"What To Do About the Social Security Earnings Test?" was written by Massachusetts Institute of Technology economist Jonathan Gruber and Peter Orszag, president of Sebago Associates, Inc. an economic consulting group.
Gruber and Orszag's report exemplifies the timely, relevant work on which the center hopes to build its reputation, said Drucker Professor in Management Sciences Alicia H. Munnell, the center's director.
"One of the major goals in establishing the center was to make academic research material available to policy makers," Munnell said. "This is a key vehicle in accomplishing that goal. The earnings test is an especially hot topic right now, since it currently is in consideration on Capitol Hill."

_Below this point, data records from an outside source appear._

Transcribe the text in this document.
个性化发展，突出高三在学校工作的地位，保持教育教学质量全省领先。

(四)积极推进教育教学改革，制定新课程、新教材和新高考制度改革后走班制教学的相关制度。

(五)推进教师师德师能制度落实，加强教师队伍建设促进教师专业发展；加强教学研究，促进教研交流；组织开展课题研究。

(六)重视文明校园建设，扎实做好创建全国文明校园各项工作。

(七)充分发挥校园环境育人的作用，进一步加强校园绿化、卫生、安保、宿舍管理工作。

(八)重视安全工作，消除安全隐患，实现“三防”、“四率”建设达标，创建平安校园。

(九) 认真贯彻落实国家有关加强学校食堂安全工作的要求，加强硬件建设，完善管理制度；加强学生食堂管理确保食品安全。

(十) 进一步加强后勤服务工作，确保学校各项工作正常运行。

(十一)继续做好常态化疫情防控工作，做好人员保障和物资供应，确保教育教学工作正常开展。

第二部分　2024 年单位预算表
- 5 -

The center, established last year through a five-year, $5.25 million grant from the Social Security Administration, promotes research on retirement issues, communicates new findings to policy makers and the public, trains experts in the field of retirement administration, and broadens access to retirement data sources. It is one of only two such university-based centers in the country.
Under the current earnings test, workers aged 62-69 have their Social Security benefits partially reduced if their earnings exceed certain levels. To compensate for this reduction, they receive higher benefits in later years that eventually offset the impact of the early adjustment for the average person.
In "What to Do About the Social Security Earnings Test?" Gruber and Orszag say that changes in the earnings test would lead to an increase in the number of people claiming benefits at age 62, and those retirees and their spouses would receive lower benefits for life.
"The Social Security retirement earnings test is one of the least popular - and least understood - aspects of the Social Security system," according to the report.
"The earnings test is not a tax, as many people think," said Gruber, "but really a kind of 'forced savings.' If we were to get rid of it a lot of folks might undersave and you will have more people at the poverty level in the later years of their lives."
Gruber said that the earnings test is in effect for those people who claim benefits at 62 - including those who have not stopped working altogether - not just those who decide to retire.
"The issue is that right now there are a lot of people who are not claiming Social Security benefits because of the earnings test," Gruber said. "It helps protect them from taking benefits too early."
Copies of the report have been distributed to congressional policy-makers, professionals in the Social Security administration and service fields, concerned community groups, and academic researchers.